QOTD (2011-08-02)

Walt Whitman removed this verse from later editions of his “Calamus” cycle, but here it is, as it appeared in the first, 1860 edition:

Long I thought that knowledge alone would suffice me—O if I could but obtain knowledge!
Then my lands engrossed me—Lands of the prairies, Ohio’s land, the southern savannas, engrossed me—For them I would live—I would be their orator;
Then I met the examples of old and new heroes—I heard of warriors, sailors, and all dauntless persons—And it seemed to me that I too had it in me to be as dauntless as any—and would be so;
And then, to enclose all, it came to me to strike up the songs of the New World—And then I believed my life must be spent in singing;
But now take notice, land of the prairies, land of the south savannas, Ohio’s land,
Take notice, you Kanuck woods—and you Lake Huron—and all that with you roll toward Niagara—and you Niagara also,
And you, Californian mountains—That you each and all find somebody else to be your singer of songs,
For I can be your singer of songs no longer—One who loves me is jealous of me, and withdraws me from all but love,
With the rest I dispense—I sever from what I thought would suffice me, for it does not—it is now empty and tasteless to me,
I heed knowledge, and the grandeur of The States, and the example of heroes, no more,
I am indifferent to my own songs—I will go with him I love,
It is to be enough for us that we are together—We never separate again.

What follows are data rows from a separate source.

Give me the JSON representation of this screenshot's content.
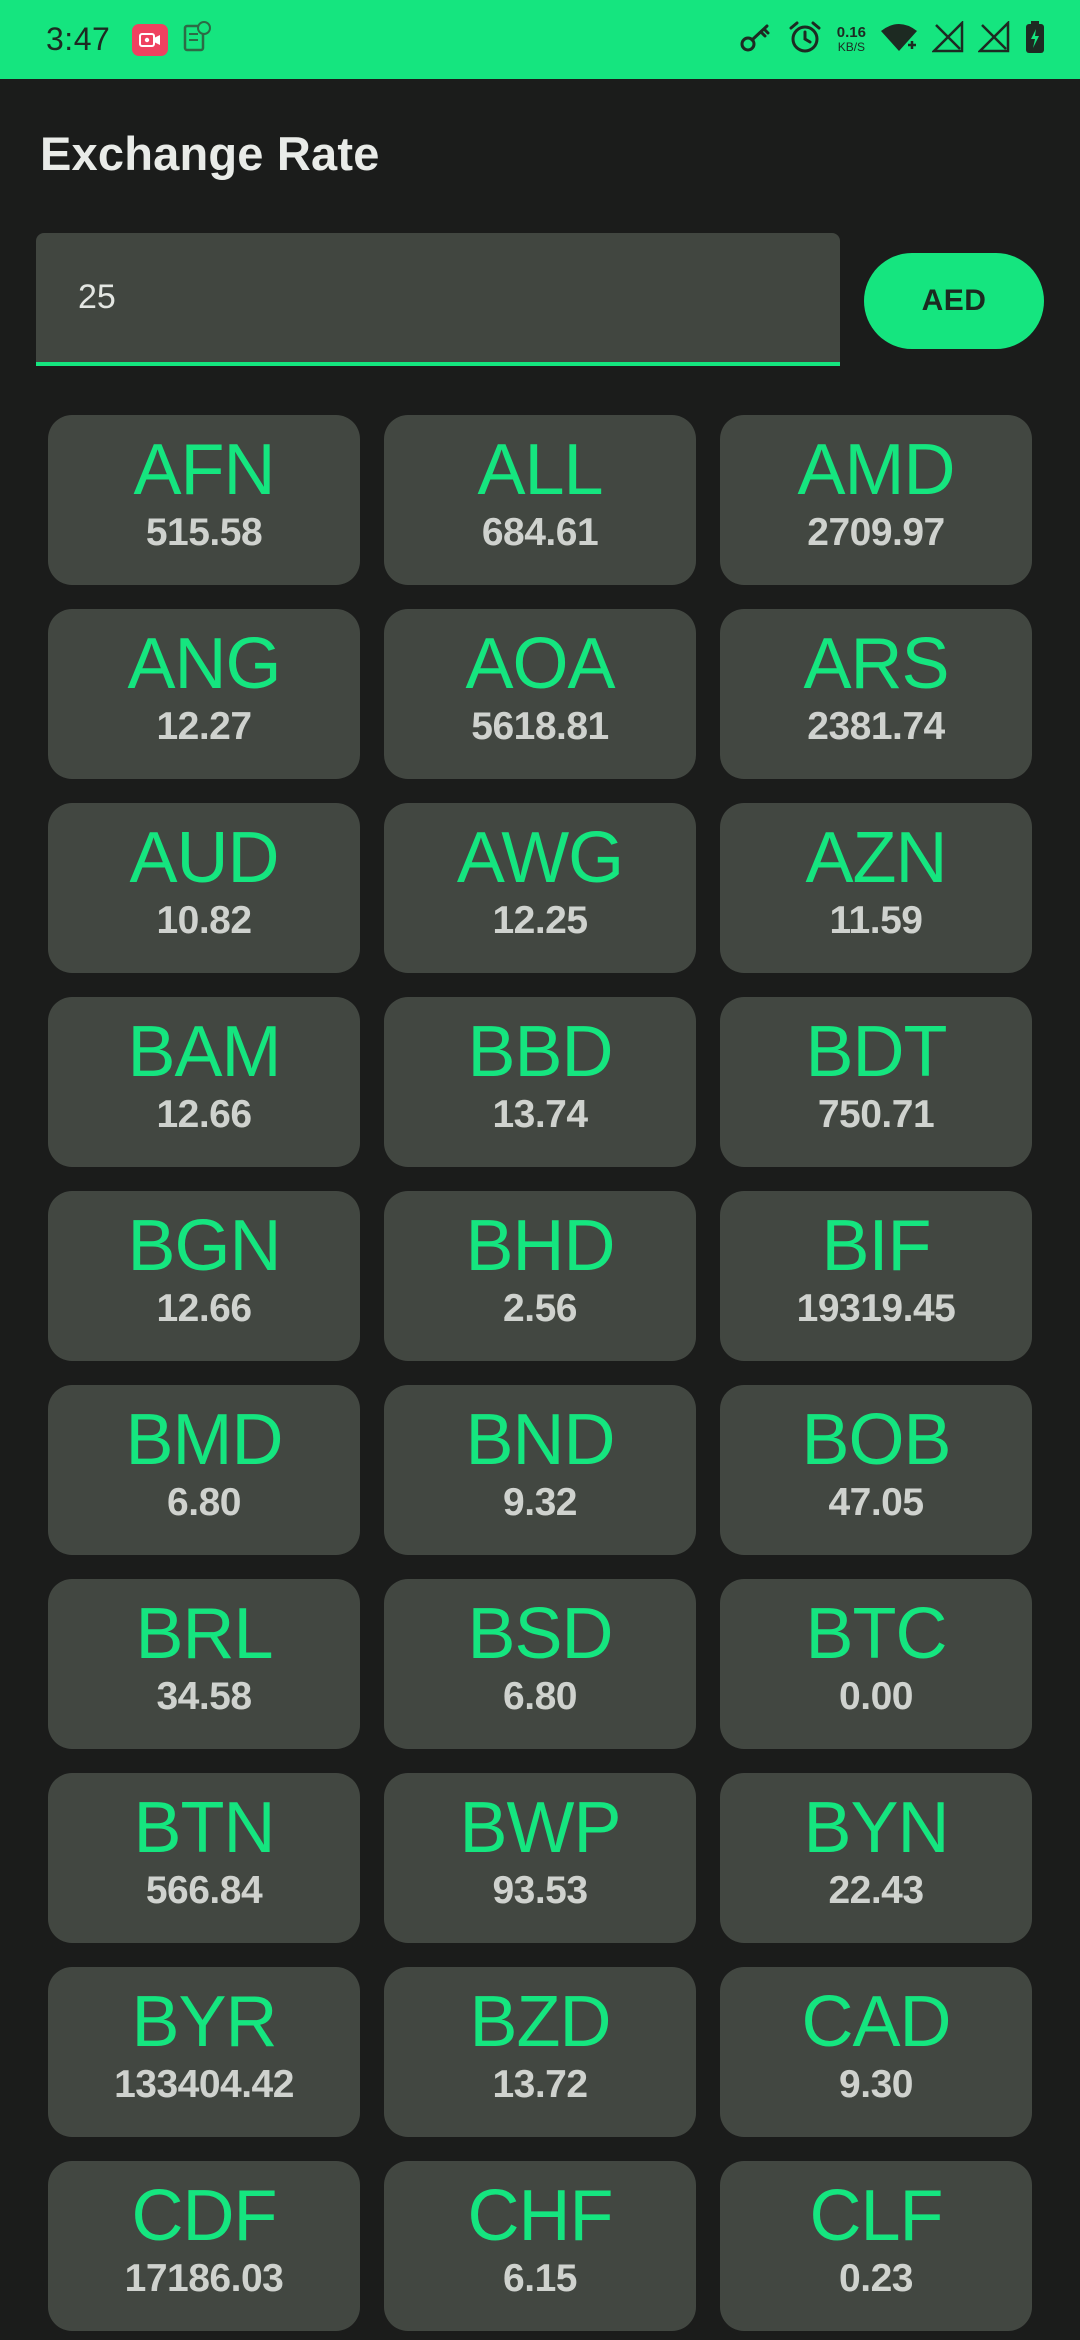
{
  "status_bar": {
    "time": "3:47",
    "net_speed_value": "0.16",
    "net_speed_unit": "KB/S",
    "icons": [
      "screen-record-icon",
      "notification-icon",
      "key-icon",
      "alarm-icon",
      "wifi-icon",
      "signal-icon",
      "signal-icon",
      "battery-icon"
    ]
  },
  "header": {
    "title": "Exchange Rate"
  },
  "amount_input": {
    "value": "25"
  },
  "base_currency": {
    "label": "AED"
  },
  "colors": {
    "accent": "#15e57f",
    "background": "#1b1c1b",
    "card": "#424741"
  },
  "rates": [
    {
      "code": "AFN",
      "value": "515.58"
    },
    {
      "code": "ALL",
      "value": "684.61"
    },
    {
      "code": "AMD",
      "value": "2709.97"
    },
    {
      "code": "ANG",
      "value": "12.27"
    },
    {
      "code": "AOA",
      "value": "5618.81"
    },
    {
      "code": "ARS",
      "value": "2381.74"
    },
    {
      "code": "AUD",
      "value": "10.82"
    },
    {
      "code": "AWG",
      "value": "12.25"
    },
    {
      "code": "AZN",
      "value": "11.59"
    },
    {
      "code": "BAM",
      "value": "12.66"
    },
    {
      "code": "BBD",
      "value": "13.74"
    },
    {
      "code": "BDT",
      "value": "750.71"
    },
    {
      "code": "BGN",
      "value": "12.66"
    },
    {
      "code": "BHD",
      "value": "2.56"
    },
    {
      "code": "BIF",
      "value": "19319.45"
    },
    {
      "code": "BMD",
      "value": "6.80"
    },
    {
      "code": "BND",
      "value": "9.32"
    },
    {
      "code": "BOB",
      "value": "47.05"
    },
    {
      "code": "BRL",
      "value": "34.58"
    },
    {
      "code": "BSD",
      "value": "6.80"
    },
    {
      "code": "BTC",
      "value": "0.00"
    },
    {
      "code": "BTN",
      "value": "566.84"
    },
    {
      "code": "BWP",
      "value": "93.53"
    },
    {
      "code": "BYN",
      "value": "22.43"
    },
    {
      "code": "BYR",
      "value": "133404.42"
    },
    {
      "code": "BZD",
      "value": "13.72"
    },
    {
      "code": "CAD",
      "value": "9.30"
    },
    {
      "code": "CDF",
      "value": "17186.03"
    },
    {
      "code": "CHF",
      "value": "6.15"
    },
    {
      "code": "CLF",
      "value": "0.23"
    }
  ]
}
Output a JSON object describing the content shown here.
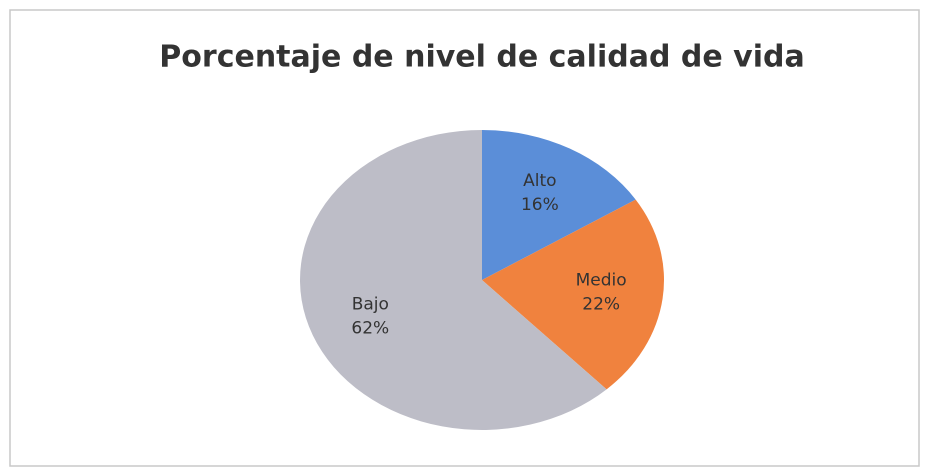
{
  "chart_data": {
    "type": "pie",
    "title": "Porcentaje de nivel de calidad de vida",
    "categories": [
      "Alto",
      "Medio",
      "Bajo"
    ],
    "values": [
      16,
      22,
      62
    ],
    "value_labels": [
      "16%",
      "22%",
      "62%"
    ],
    "colors": [
      "#5b8ed8",
      "#f0823e",
      "#bdbdc7"
    ]
  }
}
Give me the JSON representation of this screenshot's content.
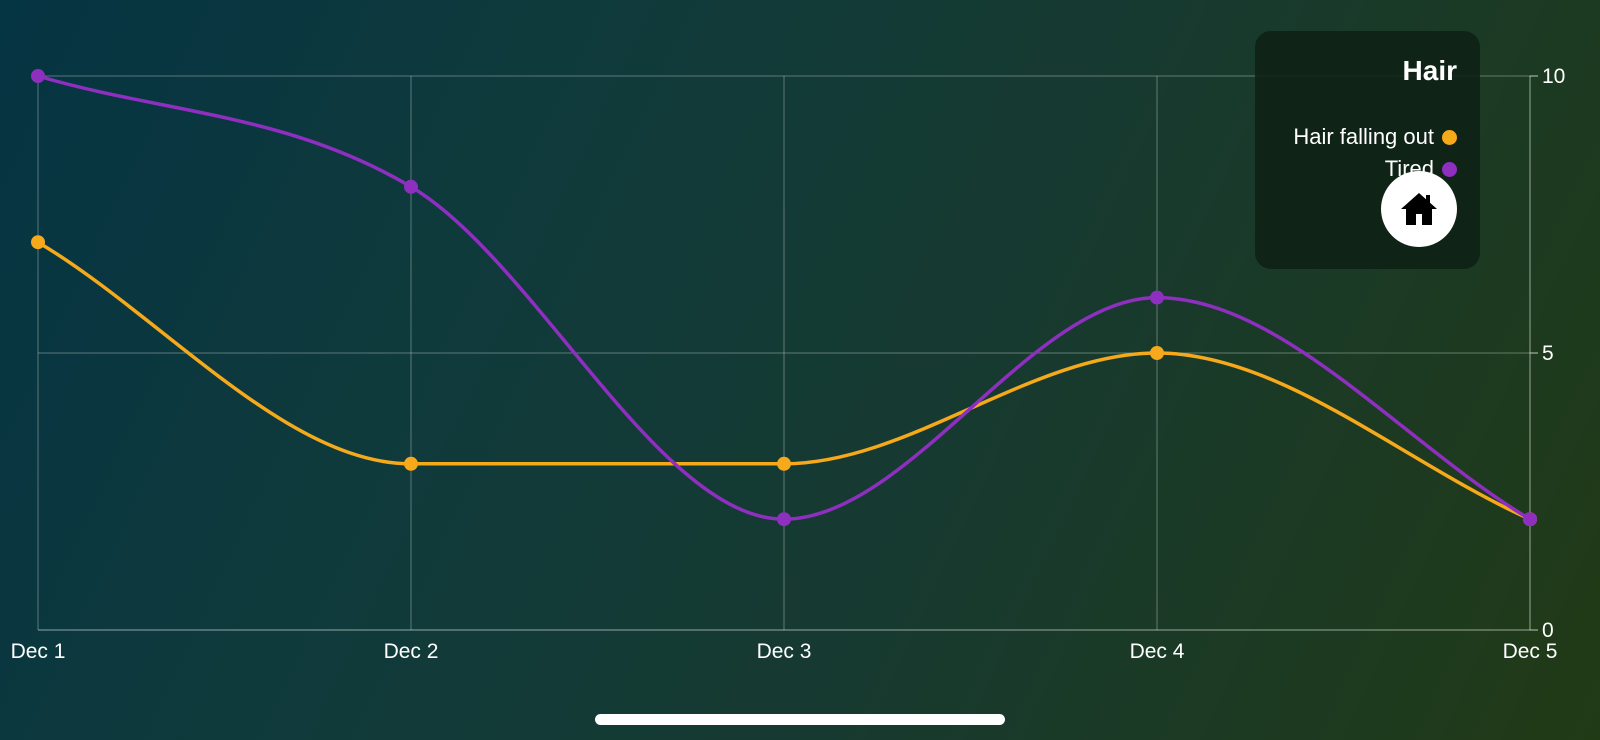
{
  "chart_data": {
    "type": "line",
    "title": "Hair",
    "categories": [
      "Dec 1",
      "Dec 2",
      "Dec 3",
      "Dec 4",
      "Dec 5"
    ],
    "series": [
      {
        "name": "Hair falling out",
        "color": "#f5a91b",
        "values": [
          7,
          3,
          3,
          5,
          2
        ]
      },
      {
        "name": "Tired",
        "color": "#8e2fc0",
        "values": [
          10,
          8,
          2,
          6,
          2
        ]
      }
    ],
    "ylim": [
      0,
      10
    ],
    "yticks": [
      "0",
      "5",
      "10"
    ],
    "y_axis_side": "right",
    "grid": true,
    "smooth": true,
    "legend_placement": "top-right"
  },
  "legend": {
    "home_icon": "house-icon"
  }
}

Symonds first heard of Whitman when he went to visit FWH Myers (ODNB) in Cambridge in 1865. The two were sitting in Myers’ rooms at Trinity, and Myers read this verse aloud to Symonds. That moment changed the life of the 22-year-old budding scholar, who much later would write that, “had it not been for the contact of his fervent spirit with my own, the pyre ready to be lighted, the combustible materials of modern thought awaiting the touch of the fire- bringer, might never have leapt up into the flame of lifelong faith and consolation.”

Reading this poem again, it’s really not hard to see why.